In 2020, passwords are not the only secrets that need to be stored/deployed securely – there are also access tokens and encryption keys.

Security CIA

Confidentiality, Integrity and Availability are the magic properties of Security. A password manager contains your security cron-jewels and so should be subject to very exacting standards of these attributes. Confidentiality entails a robust mechanism for encrypting and protecting data. Integrity is partially addressed by the Password Management requirements above, but along with Availaiblity requires a backup/restore mechanism in place which works when the rest of your infrastructure is severely impaired. 2020 has seen major outages on AWS, Google and Azure – outsourcing that responsibility is not a realistic option.

 

The Products

Some of the products I looked at in my search were Passbolt, Lastpass, Bitwarden (inc Bitwarden RS), Hashicorp Vault, TeamPass, Passit, GoPass.

An honourable mention here goes to Hashicorp Vault – it is all about the API and machine-to-machine communication. Indeed, the base distribution only has a CLI for user interaction. While there are web front ends, these only expose limited functionality and are geared more towards data maintenance than providing humans with access to secrets. It is also notable for quorum based master key injection at system start-up.

I found the others to be very lacking in their encryption, management of the master key (where one was used) or the functionality/documentation of their APIs.

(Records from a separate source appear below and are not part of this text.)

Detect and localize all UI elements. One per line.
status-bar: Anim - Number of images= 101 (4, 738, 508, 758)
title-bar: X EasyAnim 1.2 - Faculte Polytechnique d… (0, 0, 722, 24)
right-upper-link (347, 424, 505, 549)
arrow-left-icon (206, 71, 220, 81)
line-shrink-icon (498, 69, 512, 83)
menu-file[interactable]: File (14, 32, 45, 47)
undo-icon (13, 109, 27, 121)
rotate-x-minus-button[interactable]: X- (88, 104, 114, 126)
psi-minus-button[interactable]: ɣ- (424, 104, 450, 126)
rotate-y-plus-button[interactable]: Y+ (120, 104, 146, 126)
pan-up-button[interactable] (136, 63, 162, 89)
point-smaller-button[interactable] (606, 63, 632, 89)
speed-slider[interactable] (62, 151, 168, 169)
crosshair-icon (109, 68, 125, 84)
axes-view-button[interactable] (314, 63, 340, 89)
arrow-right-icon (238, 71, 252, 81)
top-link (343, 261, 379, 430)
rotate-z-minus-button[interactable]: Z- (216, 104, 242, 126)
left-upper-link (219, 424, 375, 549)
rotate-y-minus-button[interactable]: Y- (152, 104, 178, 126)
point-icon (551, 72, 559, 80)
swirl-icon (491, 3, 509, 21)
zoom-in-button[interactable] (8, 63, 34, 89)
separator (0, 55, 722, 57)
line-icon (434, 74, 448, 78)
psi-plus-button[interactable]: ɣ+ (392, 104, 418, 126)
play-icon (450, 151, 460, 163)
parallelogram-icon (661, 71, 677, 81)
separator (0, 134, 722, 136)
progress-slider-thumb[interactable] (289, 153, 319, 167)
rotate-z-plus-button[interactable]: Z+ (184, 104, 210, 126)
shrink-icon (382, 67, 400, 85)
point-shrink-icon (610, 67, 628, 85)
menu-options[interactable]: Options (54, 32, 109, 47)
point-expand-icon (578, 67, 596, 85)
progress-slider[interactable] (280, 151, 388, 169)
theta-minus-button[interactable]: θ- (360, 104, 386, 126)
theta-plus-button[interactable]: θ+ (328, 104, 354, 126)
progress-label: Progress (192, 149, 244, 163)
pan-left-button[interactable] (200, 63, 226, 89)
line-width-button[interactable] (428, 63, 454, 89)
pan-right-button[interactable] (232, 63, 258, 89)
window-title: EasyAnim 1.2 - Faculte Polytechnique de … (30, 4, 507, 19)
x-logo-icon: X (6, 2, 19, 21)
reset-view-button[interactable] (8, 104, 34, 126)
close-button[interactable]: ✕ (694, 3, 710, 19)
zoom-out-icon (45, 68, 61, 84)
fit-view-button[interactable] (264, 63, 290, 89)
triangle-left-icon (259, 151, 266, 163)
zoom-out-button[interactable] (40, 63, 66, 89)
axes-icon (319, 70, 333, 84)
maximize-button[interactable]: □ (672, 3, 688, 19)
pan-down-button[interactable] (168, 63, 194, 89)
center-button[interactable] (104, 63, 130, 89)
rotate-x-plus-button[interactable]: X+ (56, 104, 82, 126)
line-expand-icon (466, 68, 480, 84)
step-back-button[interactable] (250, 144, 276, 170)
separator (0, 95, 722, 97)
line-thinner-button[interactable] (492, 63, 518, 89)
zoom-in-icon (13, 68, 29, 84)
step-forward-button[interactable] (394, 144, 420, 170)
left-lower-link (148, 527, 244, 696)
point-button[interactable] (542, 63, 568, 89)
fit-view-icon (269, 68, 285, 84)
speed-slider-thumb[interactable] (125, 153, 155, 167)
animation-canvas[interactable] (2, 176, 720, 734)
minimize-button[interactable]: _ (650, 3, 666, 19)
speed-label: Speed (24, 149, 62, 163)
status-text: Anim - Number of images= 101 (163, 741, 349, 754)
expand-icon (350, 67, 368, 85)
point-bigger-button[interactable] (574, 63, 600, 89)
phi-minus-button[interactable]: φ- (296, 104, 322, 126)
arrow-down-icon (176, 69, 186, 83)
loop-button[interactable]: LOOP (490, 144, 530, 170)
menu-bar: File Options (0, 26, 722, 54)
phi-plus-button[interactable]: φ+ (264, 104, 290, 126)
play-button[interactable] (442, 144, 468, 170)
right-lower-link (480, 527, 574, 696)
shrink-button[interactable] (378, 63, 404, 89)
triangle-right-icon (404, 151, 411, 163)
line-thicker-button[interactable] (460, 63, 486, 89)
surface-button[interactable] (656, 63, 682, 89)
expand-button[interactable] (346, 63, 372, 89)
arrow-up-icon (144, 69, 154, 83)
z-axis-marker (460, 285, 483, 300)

While Bitwarden has a good user interface (including browser plugins for web application authentication) the API is poorly documented and the authentication process is byzantinely complicated.

 

Syspass

This runs on my favourite platform: Linux, PHP and MySQL.

Notable features

The web front end allows a single click to copy data to the clipboard (something CyberArk struggles with out of the box).

It not only provides a web-pased API but also publishes data on how to augment thebehaviour of the server with plugins.

It can provide user authentication via its native user database or via LDAP (including MS Active Directory). Since the user's password is also the decryption key for the user's copy of the master password, that entails a resynchronization process if the password is changed – that is catered for by the use of a temporary, time-limited token. However I have not yet got LDAP integration working with my ancient and somewhat misconfigured OpenLDAP service.

It provides 2 factor authentication.

Missing

If I were designing a password manager myself, I would definitely be building it as a PHAR to take advantage of the code signing mechanisms available to PHP. Syspass is not available as a PHAR, and would need significant reworking to package it as such (the install process writes the config to PHP code files). But in fairness I have not come across any password manager available as a PHAR.

Although it has a browser plugin, I've yet to get this working as intended. Also the plugin relies on the API authentication mechanism – which seems cumbersome (see below). On both Chrome (v87) and Firefox (v84) it refuses to save the configuration.

While the web interface uses Ajax (with JSON resonses) extensively to interact with the server, it uses a different end-point than the the documented API.

The documented API is intended for machine-to-machine communication. It uses a simple system of access tokens (although there is mention of HTTP Basic authentication in the manual – https://syspass-doc.readthedocs.io/en/3.0/application/authorization.html). However rather than creating a machine account, it is necessary to provision individual permissions which are aggregated by an account name and a password. Managing a complex system with a lot of clients will be difficult.

 

Project status

As yet, I'm not completely committed to Syspass, and it still needs a lot of work before it will be ready for production. I have started looking at the Backup/DR model and think the best solution will be to export the data into an encrypted KeePass database. The first installment of the code for that is published on GitHub: https://github.com/symcbean/kpx-writer-php 

I will be publishing further updates in the coming months.